Навстречу все чаще стали попадаться компании тружеников метлы и мусора. Они проходили мимо молча, мягко огибая парочку, только стреляя исподлобья быстрыми блестящими взглядами.
Инстинктивно она прижалась ближе к спутнику и просунула ладонь под его теплый локоть.
– Я предлагаю двигаться к вокзалу, а по дороге методично стучаться во все дома.
Они свернули в темную аллею, которая вела прямо к городским воротам.
Дом белел в темноте, освещенный изнутри световым колодцем высокой лестницы. За стеклянными дверьми мелькнула фигура.
– У вас нет свободных комнат для двух человек?
Пожилой коренастый мужчина в светлой рубашке с расстегнутым воротом покрутил головой, но дверь не закрыл, словно колеблясь.
– Дело в том, что наш дом на реконструкции. Мы вообще не пускаем постояльцев, ну разве что одного-двух, из постоянных, а в комнатах жить нельзя.
Но они уже уцепились.
– Любая комната будет лучше, чем ночевать на улице, – твердо сказал Григорий.
– Но нам надо две, – не очень уверенно встряла девушка.
Мужчина постоял, раздумывая минуту, потом решительно повернулся и приглашающим жестом махнул им через плечо:
– Пойдемте, я вам покажу, что у меня есть, а вы уж сами решите, подходит вам или нет.
Половину мансарды занимали поставленные на попа матрасы, коробки неизвестно с чем и невскрытые банки краски, вследствие чего повернуться в комнатке не было никакой возможности. Однако также присутствовали большая застланная кровать и – боком к ней – узкий дермантиновый диванчик.
– Отличная комната! – воскликнул Григорий. – Вы нас спасли! Просто подобрали на улице!
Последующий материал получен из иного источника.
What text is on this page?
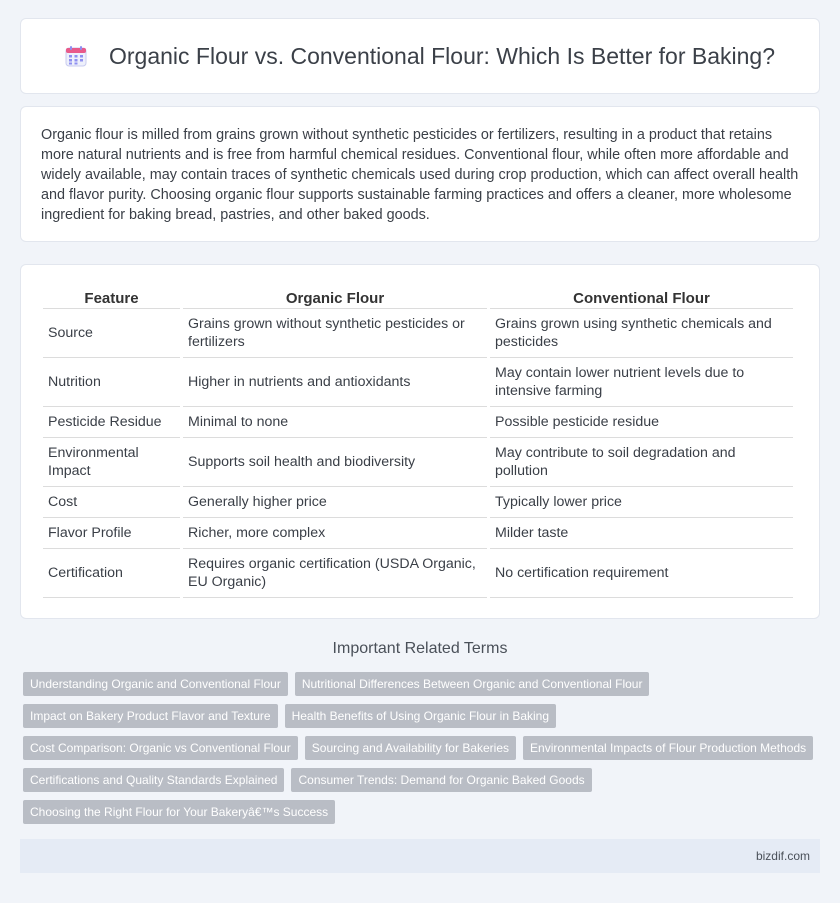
Organic Flour vs. Conventional Flour: Which Is Better for Baking?

Organic flour is milled from grains grown without synthetic pesticides or fertilizers, resulting in a product that retains more natural nutrients and is free from harmful chemical residues. Conventional flour, while often more affordable and widely available, may contain traces of synthetic chemicals used during crop production, which can affect overall health and flavor purity. Choosing organic flour supports sustainable farming practices and offers a cleaner, more wholesome ingredient for baking bread, pastries, and other baked goods.

Feature	Organic Flour	Conventional Flour
Source	Grains grown without synthetic pesticides or fertilizers	Grains grown using synthetic chemicals and pesticides
Nutrition	Higher in nutrients and antioxidants	May contain lower nutrient levels due to intensive farming
Pesticide Residue	Minimal to none	Possible pesticide residue
Environmental Impact	Supports soil health and biodiversity	May contribute to soil degradation and pollution
Cost	Generally higher price	Typically lower price
Flavor Profile	Richer, more complex	Milder taste
Certification	Requires organic certification (USDA Organic, EU Organic)	No certification requirement
Important Related Terms
Understanding Organic and Conventional Flour	Nutritional Differences Between Organic and Conventional Flour
Impact on Bakery Product Flavor and Texture	Health Benefits of Using Organic Flour in Baking
Cost Comparison: Organic vs Conventional Flour	Sourcing and Availability for Bakeries	Environmental Impacts of Flour Production Methods
Certifications and Quality Standards Explained	Consumer Trends: Demand for Organic Baked Goods
Choosing the Right Flour for Your Bakeryâ€™s Success
bizdif.com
Сколько мы вам должны?
– Я сейчас спущусь вниз и принесу ключи и полотенца, – уклончиво ответил спаситель. – Душ за соседней дверью, имейте только в виду, что напротив вас, в восьмом номере, живет постоялец.
Приняв у счастливой парочки пятьдесят фунтов, он оживился и, ловко застилая диванчик, словоохотливо рассказал, что сам родом из Ирландии, моряк («Просто морской день сегодня», – переглянулись они), женился на вдове, хозяйке дома, бизнес идет хорошо, а русских он любит, плавал во Владивосток, в Санкт-Петербург, давно, правда, уж и не помнит, в каком году…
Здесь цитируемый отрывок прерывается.